Si tratta quindi di territori con maggiori fragilità infrastrutturali e demografiche, ma anche con rilevanti vincoli ambientali.

Comuni montani 2026: le reazioni delle parti in causa

La pubblicazione del nuovo elenco ha generato reazioni contrastanti. 

In diverse Regioni si è manifestato il malcontento dei Comuni esclusi, che temono di perdere risorse e opportunità.

In Liguria, ad esempio, 32 Comuni risultano esclusi rispetto alla precedente classificazione, mentre otto entrano per la prima volta. In Campania il numero complessivo dei Comuni montani scende, con 43 esclusioni secondo i nuovi criteri.

Le organizzazioni rappresentative degli enti locali hanno evidenziato il rischio di creare incertezza e frammentazione, pur riconoscendo la necessità di aggiornare criteri ormai datati.

Comuni montani 2026: i prossimi passi

La fase più delicata deve ancora arrivare. 

La legge 131/2025 prevede infatti che, all’interno dei 3.715 Comuni montani, venga individuato un sotto-elenco di enti destinatari di specifiche agevolazioni fiscali e crediti d’imposta.

I criteri per questa ulteriore selezione, di natura socio-economica, non sono ancora stati definiti. Si tratterà presumibilmente di parametri legati a:

  • spopolamento;
  • indicatori di fragilità economica;
  • livello dei servizi;
  • caratteristiche infrastrutturali.

Solo dopo l’individuazione di questo sotto-elenco sarà possibile conoscere nel dettaglio quali Comuni potranno beneficiare concretamente delle nuove misure fiscali.

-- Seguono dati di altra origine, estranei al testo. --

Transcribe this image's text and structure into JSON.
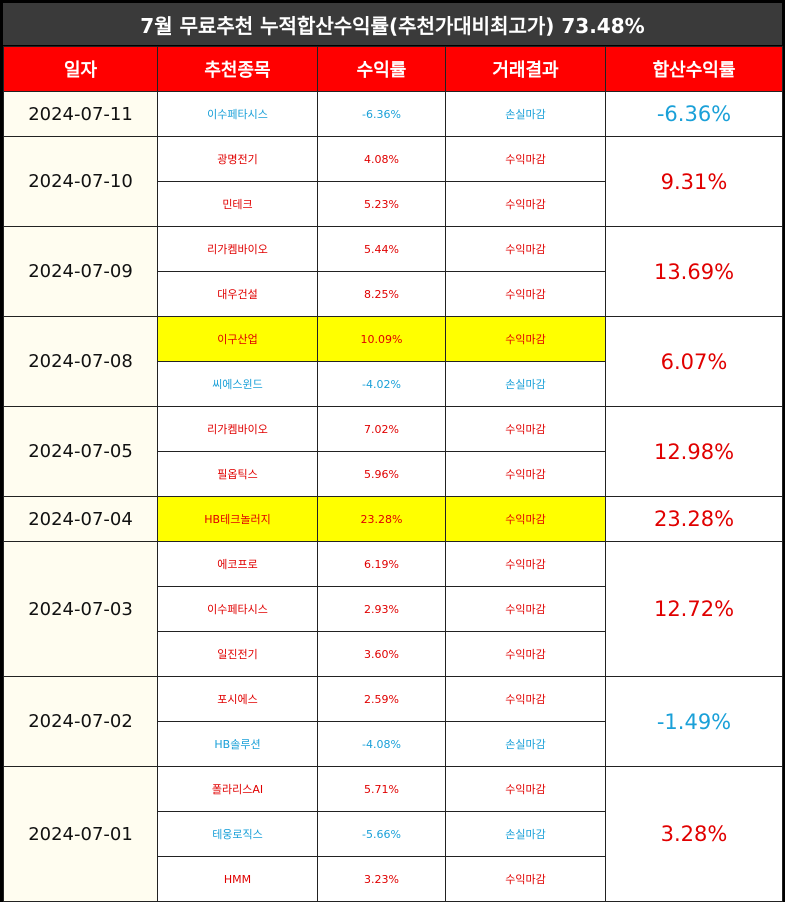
{
  "title": "7월 무료추천 누적합산수익률(추천가대비최고가) 73.48%",
  "colors": {
    "header_bg": "#ff0000",
    "gain": "#e00000",
    "loss": "#1aa0d8",
    "highlight": "#ffff00"
  },
  "headers": [
    "일자",
    "추천종목",
    "수익률",
    "거래결과",
    "합산수익률"
  ],
  "groups": [
    {
      "date": "2024-07-11",
      "total": "-6.36%",
      "total_type": "loss",
      "rows": [
        {
          "stock": "이수페타시스",
          "rate": "-6.36%",
          "result": "손실마감",
          "type": "loss",
          "highlight": false
        }
      ]
    },
    {
      "date": "2024-07-10",
      "total": "9.31%",
      "total_type": "gain",
      "rows": [
        {
          "stock": "광명전기",
          "rate": "4.08%",
          "result": "수익마감",
          "type": "gain",
          "highlight": false
        },
        {
          "stock": "민테크",
          "rate": "5.23%",
          "result": "수익마감",
          "type": "gain",
          "highlight": false
        }
      ]
    },
    {
      "date": "2024-07-09",
      "total": "13.69%",
      "total_type": "gain",
      "rows": [
        {
          "stock": "리가켐바이오",
          "rate": "5.44%",
          "result": "수익마감",
          "type": "gain",
          "highlight": false
        },
        {
          "stock": "대우건설",
          "rate": "8.25%",
          "result": "수익마감",
          "type": "gain",
          "highlight": false
        }
      ]
    },
    {
      "date": "2024-07-08",
      "total": "6.07%",
      "total_type": "gain",
      "rows": [
        {
          "stock": "이구산업",
          "rate": "10.09%",
          "result": "수익마감",
          "type": "gain",
          "highlight": true
        },
        {
          "stock": "씨에스윈드",
          "rate": "-4.02%",
          "result": "손실마감",
          "type": "loss",
          "highlight": false
        }
      ]
    },
    {
      "date": "2024-07-05",
      "total": "12.98%",
      "total_type": "gain",
      "rows": [
        {
          "stock": "리가켐바이오",
          "rate": "7.02%",
          "result": "수익마감",
          "type": "gain",
          "highlight": false
        },
        {
          "stock": "필옵틱스",
          "rate": "5.96%",
          "result": "수익마감",
          "type": "gain",
          "highlight": false
        }
      ]
    },
    {
      "date": "2024-07-04",
      "total": "23.28%",
      "total_type": "gain",
      "rows": [
        {
          "stock": "HB테크놀러지",
          "rate": "23.28%",
          "result": "수익마감",
          "type": "gain",
          "highlight": true
        }
      ]
    },
    {
      "date": "2024-07-03",
      "total": "12.72%",
      "total_type": "gain",
      "rows": [
        {
          "stock": "에코프로",
          "rate": "6.19%",
          "result": "수익마감",
          "type": "gain",
          "highlight": false
        },
        {
          "stock": "이수페타시스",
          "rate": "2.93%",
          "result": "수익마감",
          "type": "gain",
          "highlight": false
        },
        {
          "stock": "일진전기",
          "rate": "3.60%",
          "result": "수익마감",
          "type": "gain",
          "highlight": false
        }
      ]
    },
    {
      "date": "2024-07-02",
      "total": "-1.49%",
      "total_type": "loss",
      "rows": [
        {
          "stock": "포시에스",
          "rate": "2.59%",
          "result": "수익마감",
          "type": "gain",
          "highlight": false
        },
        {
          "stock": "HB솔루션",
          "rate": "-4.08%",
          "result": "손실마감",
          "type": "loss",
          "highlight": false
        }
      ]
    },
    {
      "date": "2024-07-01",
      "total": "3.28%",
      "total_type": "gain",
      "rows": [
        {
          "stock": "폴라리스AI",
          "rate": "5.71%",
          "result": "수익마감",
          "type": "gain",
          "highlight": false
        },
        {
          "stock": "테웅로직스",
          "rate": "-5.66%",
          "result": "손실마감",
          "type": "loss",
          "highlight": false
        },
        {
          "stock": "HMM",
          "rate": "3.23%",
          "result": "수익마감",
          "type": "gain",
          "highlight": false
        }
      ]
    }
  ]
}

Per gli enti locali, il primo passo sarà verificare la propria inclusione nel nuovo elenco e monitorare l’iter di approvazione definitiva del Dpcm.

Per imprese e professionisti sarà importante:

  • seguire la definizione dei criteri del sotto-elenco;
  • valutare l’impatto delle future agevolazioni fiscali;
  • considerare eventuali opportunità di investimento nei territori che risulteranno beneficiari.

Anche i cittadini dovranno prestare attenzione alle misure che verranno adottate a livello locale e regionale, soprattutto in materia di servizi, incentivi all’insediamento e sostegno alle attività produttive.